Don's spider orchid
- Conservation status: Critically endangered (EPBC Act)

Scientific classification
- Kingdom: Plantae
- Clade: Tracheophytes
- Clade: Angiosperms
- Clade: Monocots
- Order: Asparagales
- Family: Orchidaceae
- Subfamily: Orchidoideae
- Tribe: Diurideae
- Genus: Caladenia
- Species: C. cremna
- Binomial name: Caladenia cremna (D.L.Jones) G.N.Backh.
- Synonyms: Arachnorchis cremna D.L.Jones

= Caladenia cremna =

- Genus: Caladenia
- Species: cremna
- Authority: (D.L.Jones) G.N.Backh.
- Conservation status: CR
- Synonyms: Arachnorchis cremna D.L.Jones

Species of orchid

Caladenia cremna, commonly known as Don's spider orchid, is a plant in the orchid family Orchidaceae and is endemic to a small area in Victoria. It is a rare ground orchid with a single hairy leaf and a single yellow flower with red striations.

==Description==
Caladenia cremna is a terrestrial, perennial, deciduous, herb with an underground tuber. It has a single, dull green, hairy leaf, 8-10 cm long and 4-8 mm wide with purple blotches at the base.

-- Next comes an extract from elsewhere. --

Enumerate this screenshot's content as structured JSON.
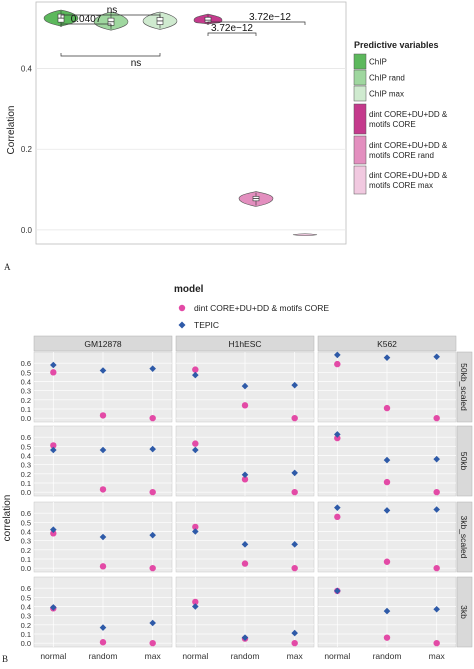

A single yellow flower 4-5 cm in diameter and with fine red striations is borne on a spike 15-20 cm tall. The petals and sepals are 2.5-4.5 cm long. The dorsal sepal is erect, 2-3 mm wide at the base and tapers to a thread-like end with a dark, purple-red glandular tip 4-6 mm long. The lateral sepals are 4-6 mm wide at the base and taper to a thread-like end with a tip like that on the dorsal sepal, although shorter. The petals are 2-3 mm wide, slightly shorter than the sepals and lack the glandular tip. The petals and sepals spread widely apart and have drooping tips. The labellum is lance-shaped to egg-shaped, 15-17 mm long and 9-10 mm wide when flattened and curves downward at the tip. It is mostly yellowish with a dark reddish tip. Red teeth on the margins are about 1 mm long but decreasing in size towards the front. There are four to six rows of well-spaced, foot-shaped calli along the centre of the labellum, decreasing in size towards the front. Flowering occurs in October.

==Taxonomy and naming==
This species was first formally described by David L. Jones in 2006 and given the name Arachnorchis cremna. The description was published in Australian Orchid Research, based on a specimen found near Whitfield. In 2007, Gary Backhouse changed the name to Caladenia cremna, publishing the name change in The Victorian Naturalist. Jones derived the specific epithet (cremna) from "the Greek cremnos, steep, in reference to the steep slope where this species occurs".

==Distribution and habitat==
Don’s spider orchid grows in eucalypt forest, with an understorey of heath and Rytidosperma pallidum on steep slaty hillsides. It is only known from the area where the type specimen was found.

==Conservation==
Between 18 and 35 plants have been counted in the area of occupation. The species is listed as "Endangered" under the Victorian Government Flora and Fauna Guarantee Act 1988 and as "Critically Endangered" under the Commonwealth Government Environment Protection and Biodiversity Conservation Act 1999 (EPBC) Act. The main threats to the species are activities associated with road use and maintenance and weed invasion.